Thursday, January 21, 2010

Fr. Sam on Hugging

Healing

When speaking with Father Sam recently, he told My Dear Wife and me about something from his childhood, the profoundness and lesson of which has taken me some time to absorb.

When he was a young baby, he was a good boy.  He was so good and so quiet as a baby that his mother focused her attention on the other children, who were more demanding, and she did not pick him up and cuddle him.  He, of course did not know that until many years later, after ordination, when something else happened.

As a middle aged priest, Father Sam was 38 when he was ordained, he spoke about the difficulties that he had getting things going for the youth of parishes that he was in.  He told of starting a youth choir with 19 eager kids the first day.  That declined such that 2 weeks later, he had just 2 children show up for practice.  He said that that was the way things went for him, and it was discouraging.

But, there seems to have been an underlying symptom.  Father Sam could not hug people.  That symptom now seems to have been one of the indicators of a loss of affection from his childhood and therefor the ability to reach out with affection and love to others.

But, Father Sam encountered Jesus and the Holy Spirit at age 42, when he went on a retreat for priests, and was baptized in the Holy Spirit.  He tells of his drive back to southern Ontario from the retreat in Toronto with Father Charlie Campbell, another priest of the diocese at the time, and telling him that he felt different, and could not explain it.

Father Sam had caught the Love Bug.  He became a hugger, but more than that he became a great lover of his fellow man, the others on the journey.  Suddenly, he was able to relate to the youth in ways he never could before.  Also, he looked for ways to introduce them to Jesus and to the Holy Spirit, with much positive effect.

Unbeknownst to Father Sam at the time, he was healed of a great pain in his heart, of the loneliness from his childhood, that one could not fathom in a family of several children.  He received a healing of the memories that were getting in the way of effective ministry.

Here is the lesson in this.  We are all bound to some extent or other in the memories of our lives.  Those memories of joy and love form us, but so too do the memories of hurt and trauma.  The memories from our childhood, when our mental capacities were not matured are the most damaging.  They form our responses to situations, that are in some way similar to the particular traumatic event that occurred, and over time a hard shell develops and we form patterns of behaviour that become hard to break.

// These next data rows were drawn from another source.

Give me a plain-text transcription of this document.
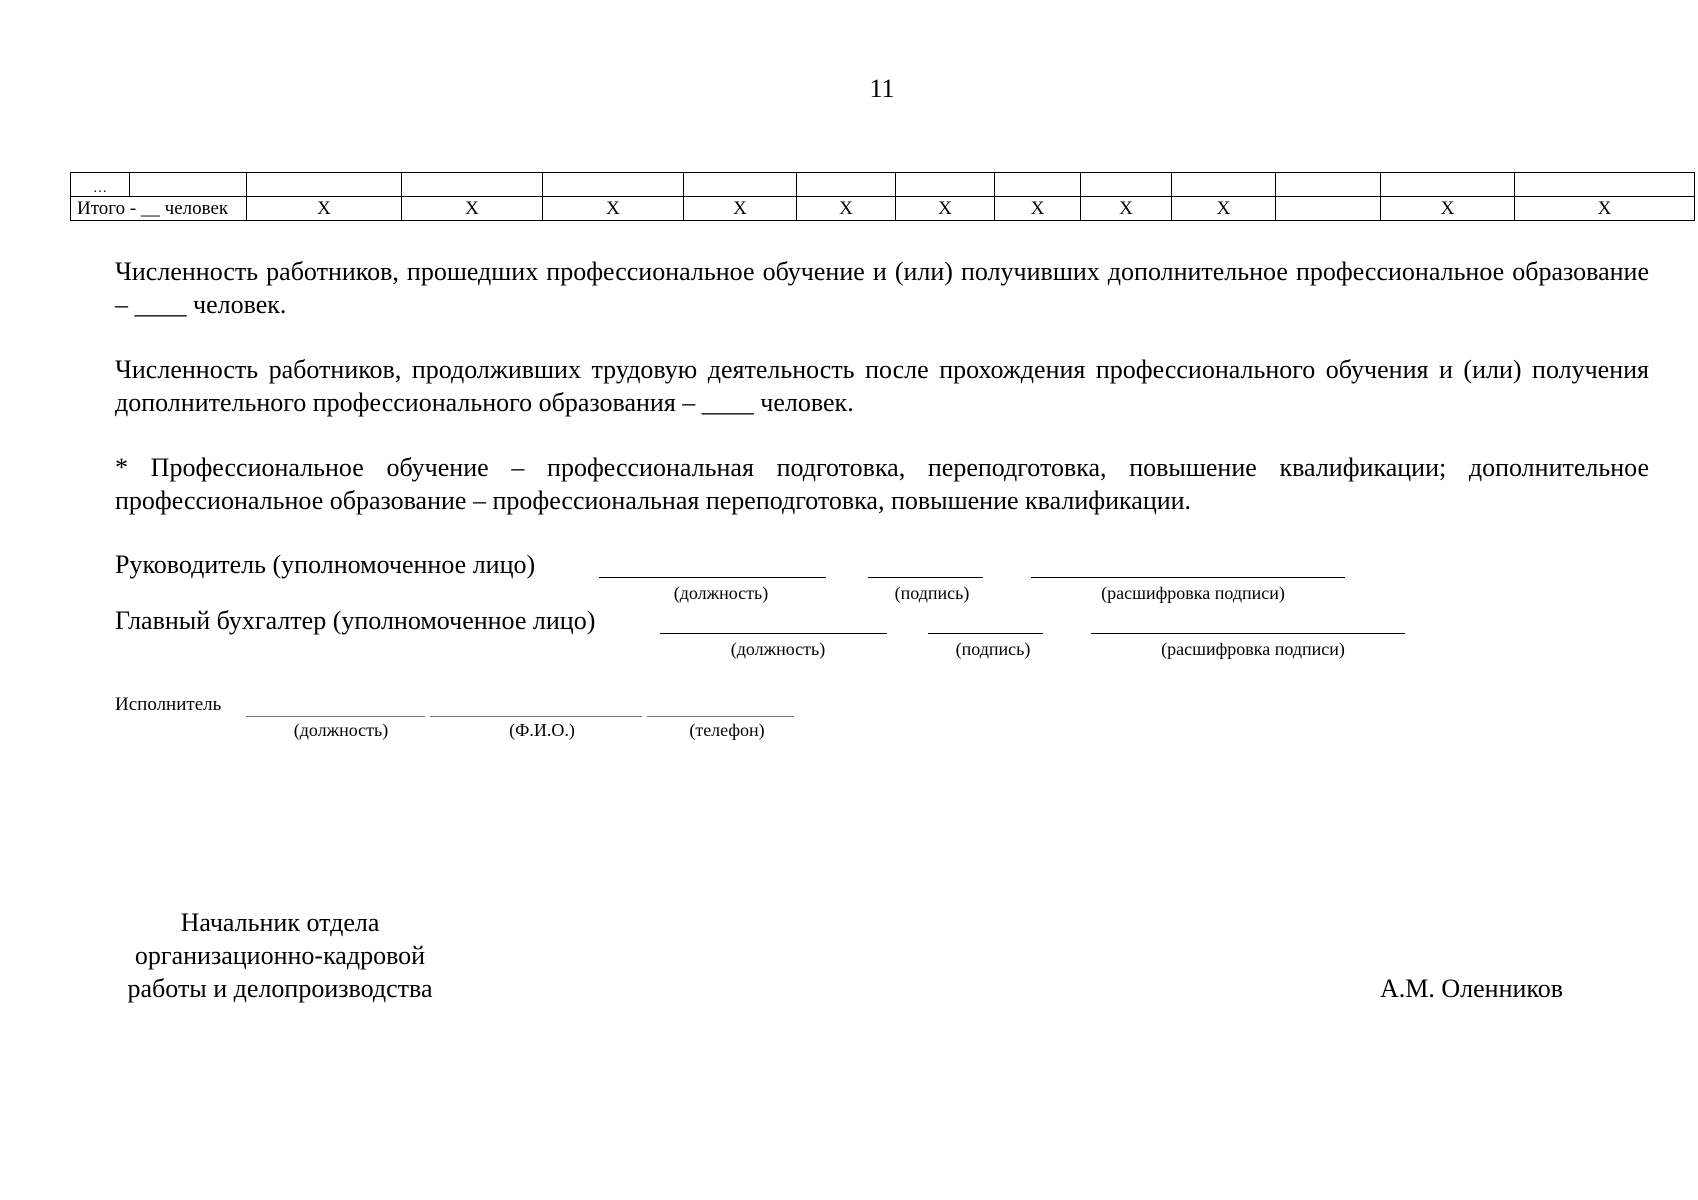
11
…													
Итого - __ человек		Х	Х	Х	Х	Х	Х	Х	Х	Х		Х	Х
Численность работников, прошедших профессиональное обучение и (или) получивших дополнительное профессиональное образование – ____ человек.
Численность работников, продолживших трудовую деятельность после прохождения профессионального обучения и (или) получения дополнительного профессионального образования – ____ человек.
* Профессиональное обучение – профессиональная подготовка, переподготовка, повышение квалификации; дополнительное профессиональное образование – профессиональная переподготовка, повышение квалификации.
Руководитель (уполномоченное лицо)
(должность)	(подпись)	(расшифровка подписи)
Главный бухгалтер (уполномоченное лицо)
(должность)	(подпись)	(расшифровка подписи)
Исполнитель
(должность)	(Ф.И.О.)	(телефон)
Начальник отдела
организационно-кадровой
работы и делопроизводства	А.М. Оленников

Father Sam could not form the kind and gentle loving attachments to the youth of his parishes in the early days, because he had been formed by trauma to respond in certain ways, staying aloof and apart.  Consequently, the youth could not respond to him either, as they sought a Father in him.

But, God reached into his heart, and took away all the pain, in a miraculous way.  Suddenly, the past was gone and Father Sam could love, as His Saviour loved him, and the rest of his ministry years are a story of love and kindness, and of a big and gentle bear of a man.  When you have been hugged by Father Sam, you have been hugged, my friends.

He understands deep in his heart, why he is FATHER Sam.

If you can search into your own heart with curiosity, not judgment, and find ways of behaving that seem odd to you, or which impair your effectiveness in your life, try first to search your mind in prayer for the root traumatic event that set you on the path to your current actions.  Then, give it, whether or not you can uncover it, and all of its effect to Our Loving God.  Make it a gift to Him.  He wants ALL of you, not just what you think is good.  He wants it ALL.  Let Him take it, heal it and give you back the Truth.  Do this in the Name of Jesus, the Name above all names, and watch how the Lord heals you.